Initial reports say the vials seemed to have been properly sealed and there were no immediate indications that they, nor the Bethesda laboratory where they were found, may have been compromised.

But there is a lot of mystery surrounding their presence and accidental discovery inside Building 29A of the NIH, a lab used by the Food and Drug Administration.

FDA officials said they took over the task of conducting smallpox vaccinations from the NIH 40 years ago, and suspect that the cardboard boxes containing the smallpox vials may have been left there by a researcher.

Federal Bureau of Investigation officers flew the smallpox vials to the Atlanta headquarters of the Centers for Disease Control on Sunday, where agents are now trying to determine if the virus they contained were still capable of causing infection.

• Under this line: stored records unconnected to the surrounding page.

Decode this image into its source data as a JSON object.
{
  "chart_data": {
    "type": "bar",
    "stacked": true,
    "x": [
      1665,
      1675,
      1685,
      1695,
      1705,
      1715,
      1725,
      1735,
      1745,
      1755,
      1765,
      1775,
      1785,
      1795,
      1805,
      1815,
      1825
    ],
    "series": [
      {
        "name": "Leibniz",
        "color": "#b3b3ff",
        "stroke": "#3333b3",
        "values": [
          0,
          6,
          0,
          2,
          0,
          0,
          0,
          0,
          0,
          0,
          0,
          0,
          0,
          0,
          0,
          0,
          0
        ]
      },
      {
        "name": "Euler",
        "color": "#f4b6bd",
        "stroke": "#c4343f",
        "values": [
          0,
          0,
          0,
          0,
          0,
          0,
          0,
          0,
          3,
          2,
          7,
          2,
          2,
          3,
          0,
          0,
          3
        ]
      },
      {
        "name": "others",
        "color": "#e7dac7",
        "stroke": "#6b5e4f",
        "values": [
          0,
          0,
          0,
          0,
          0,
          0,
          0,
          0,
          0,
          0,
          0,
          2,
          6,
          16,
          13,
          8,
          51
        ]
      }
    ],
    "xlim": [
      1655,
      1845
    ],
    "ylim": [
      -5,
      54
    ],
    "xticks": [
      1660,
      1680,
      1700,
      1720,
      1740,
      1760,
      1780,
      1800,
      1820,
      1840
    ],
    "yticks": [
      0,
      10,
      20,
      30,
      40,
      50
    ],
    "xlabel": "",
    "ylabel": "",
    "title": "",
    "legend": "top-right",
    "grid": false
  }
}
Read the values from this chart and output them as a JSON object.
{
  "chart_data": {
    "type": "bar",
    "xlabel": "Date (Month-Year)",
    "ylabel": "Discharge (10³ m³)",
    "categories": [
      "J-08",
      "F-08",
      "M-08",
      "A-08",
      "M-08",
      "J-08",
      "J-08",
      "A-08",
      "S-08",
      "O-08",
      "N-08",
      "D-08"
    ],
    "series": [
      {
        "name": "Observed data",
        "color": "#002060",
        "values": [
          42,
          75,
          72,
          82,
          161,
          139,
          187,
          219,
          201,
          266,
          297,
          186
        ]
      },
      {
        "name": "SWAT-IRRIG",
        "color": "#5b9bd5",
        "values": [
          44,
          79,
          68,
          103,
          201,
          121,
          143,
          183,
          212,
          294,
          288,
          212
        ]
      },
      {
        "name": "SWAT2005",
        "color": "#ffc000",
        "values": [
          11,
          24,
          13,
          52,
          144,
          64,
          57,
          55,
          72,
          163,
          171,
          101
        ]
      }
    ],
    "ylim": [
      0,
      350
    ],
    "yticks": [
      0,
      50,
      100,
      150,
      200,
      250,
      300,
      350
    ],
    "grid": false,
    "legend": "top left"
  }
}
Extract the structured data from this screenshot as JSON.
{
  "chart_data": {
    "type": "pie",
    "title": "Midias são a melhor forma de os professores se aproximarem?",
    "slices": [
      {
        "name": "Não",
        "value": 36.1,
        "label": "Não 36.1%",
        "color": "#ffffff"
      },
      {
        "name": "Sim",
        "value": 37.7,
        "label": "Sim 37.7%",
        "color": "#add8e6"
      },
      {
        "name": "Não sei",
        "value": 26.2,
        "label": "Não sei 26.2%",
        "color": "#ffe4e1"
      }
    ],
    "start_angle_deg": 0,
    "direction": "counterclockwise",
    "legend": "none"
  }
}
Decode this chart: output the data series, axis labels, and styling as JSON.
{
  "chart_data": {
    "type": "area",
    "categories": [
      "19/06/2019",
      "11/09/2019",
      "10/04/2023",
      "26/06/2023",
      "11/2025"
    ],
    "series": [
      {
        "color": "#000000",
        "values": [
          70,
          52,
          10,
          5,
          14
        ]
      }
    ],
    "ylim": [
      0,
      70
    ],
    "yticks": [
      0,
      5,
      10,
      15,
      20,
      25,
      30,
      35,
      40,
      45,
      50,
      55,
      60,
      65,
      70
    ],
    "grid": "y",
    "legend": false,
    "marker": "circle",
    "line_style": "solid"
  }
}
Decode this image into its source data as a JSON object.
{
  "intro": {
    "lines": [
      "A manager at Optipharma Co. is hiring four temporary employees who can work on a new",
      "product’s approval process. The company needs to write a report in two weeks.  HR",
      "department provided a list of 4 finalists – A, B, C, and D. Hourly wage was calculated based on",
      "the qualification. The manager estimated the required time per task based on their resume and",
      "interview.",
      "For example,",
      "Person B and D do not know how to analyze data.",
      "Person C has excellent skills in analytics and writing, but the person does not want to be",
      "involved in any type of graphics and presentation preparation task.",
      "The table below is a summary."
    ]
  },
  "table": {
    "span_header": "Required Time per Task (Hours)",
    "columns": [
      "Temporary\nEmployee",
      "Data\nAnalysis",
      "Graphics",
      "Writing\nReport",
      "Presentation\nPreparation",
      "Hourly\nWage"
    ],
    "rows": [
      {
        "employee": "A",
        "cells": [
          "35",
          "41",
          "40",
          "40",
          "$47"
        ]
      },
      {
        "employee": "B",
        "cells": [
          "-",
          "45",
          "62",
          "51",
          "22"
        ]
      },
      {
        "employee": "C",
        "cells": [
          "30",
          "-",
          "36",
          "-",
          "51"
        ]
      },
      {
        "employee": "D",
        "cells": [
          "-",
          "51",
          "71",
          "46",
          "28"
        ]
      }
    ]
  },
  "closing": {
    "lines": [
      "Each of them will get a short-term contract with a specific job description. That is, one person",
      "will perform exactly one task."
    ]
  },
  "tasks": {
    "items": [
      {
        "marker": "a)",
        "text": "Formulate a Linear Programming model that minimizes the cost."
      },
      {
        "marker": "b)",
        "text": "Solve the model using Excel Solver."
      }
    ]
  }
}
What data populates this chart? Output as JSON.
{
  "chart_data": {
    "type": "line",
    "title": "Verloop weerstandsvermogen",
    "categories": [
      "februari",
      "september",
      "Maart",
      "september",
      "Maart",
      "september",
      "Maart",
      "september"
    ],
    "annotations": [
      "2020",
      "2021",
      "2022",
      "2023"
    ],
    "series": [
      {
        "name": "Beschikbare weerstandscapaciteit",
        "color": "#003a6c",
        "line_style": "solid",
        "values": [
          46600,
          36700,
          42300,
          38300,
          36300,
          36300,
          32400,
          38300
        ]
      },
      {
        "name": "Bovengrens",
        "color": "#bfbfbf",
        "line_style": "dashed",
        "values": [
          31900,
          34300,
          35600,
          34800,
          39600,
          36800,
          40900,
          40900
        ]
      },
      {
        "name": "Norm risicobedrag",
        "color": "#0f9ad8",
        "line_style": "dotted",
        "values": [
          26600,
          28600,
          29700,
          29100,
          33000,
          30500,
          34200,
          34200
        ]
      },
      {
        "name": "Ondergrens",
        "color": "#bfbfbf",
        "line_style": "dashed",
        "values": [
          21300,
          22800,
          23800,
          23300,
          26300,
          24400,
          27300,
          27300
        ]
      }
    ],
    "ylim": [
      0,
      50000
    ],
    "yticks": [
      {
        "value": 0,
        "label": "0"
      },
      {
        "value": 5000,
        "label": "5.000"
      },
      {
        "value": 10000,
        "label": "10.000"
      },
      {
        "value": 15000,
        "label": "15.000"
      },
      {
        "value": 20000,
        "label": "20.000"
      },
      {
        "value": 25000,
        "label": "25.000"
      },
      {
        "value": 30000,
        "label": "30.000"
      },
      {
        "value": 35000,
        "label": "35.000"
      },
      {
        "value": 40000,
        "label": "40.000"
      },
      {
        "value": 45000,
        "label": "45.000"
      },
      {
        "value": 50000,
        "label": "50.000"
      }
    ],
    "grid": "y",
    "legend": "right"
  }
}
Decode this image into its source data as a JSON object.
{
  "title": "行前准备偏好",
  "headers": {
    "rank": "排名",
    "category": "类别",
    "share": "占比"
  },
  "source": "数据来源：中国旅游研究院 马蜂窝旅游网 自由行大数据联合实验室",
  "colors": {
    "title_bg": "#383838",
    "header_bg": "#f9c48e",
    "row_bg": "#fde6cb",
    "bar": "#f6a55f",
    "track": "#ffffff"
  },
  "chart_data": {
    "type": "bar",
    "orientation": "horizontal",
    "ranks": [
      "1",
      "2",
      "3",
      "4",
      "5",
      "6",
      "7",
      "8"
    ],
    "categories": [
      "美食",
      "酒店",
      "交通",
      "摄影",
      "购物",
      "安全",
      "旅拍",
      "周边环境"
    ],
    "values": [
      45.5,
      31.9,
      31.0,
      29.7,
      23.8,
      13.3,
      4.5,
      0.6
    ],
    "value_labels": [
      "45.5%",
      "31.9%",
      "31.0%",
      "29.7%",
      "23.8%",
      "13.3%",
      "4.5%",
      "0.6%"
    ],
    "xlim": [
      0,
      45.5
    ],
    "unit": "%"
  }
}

The FBI, CDC and NIH worked hand in hand to ensure the safe packaging and transport of the smallpox vials because of the risk to safety that they posed.  Aside from the possible epidemic it can cause to a non-immunized population, the deadly nature of the virus makes it a potential biological weapon if left in the wrong hands.

Federal officials said the first set of tests confirmed the presence of smallpox DNA.  They will be subjected to further tests that may take two weeks to complete, after which the vials will be destroyed.

A 1979 international agreement allows samples of the smallpox virus to be maintained for research purposes only in two facilities in the world: at the highly secure laboratory of the CDC in Atlanta, and in a bio-tech research center in Novosibirsk, Russia.

Smallpox killed hundreds of millions of people in the 20th century but was declared by the World Health Organization as having been globally eradicated in 1980.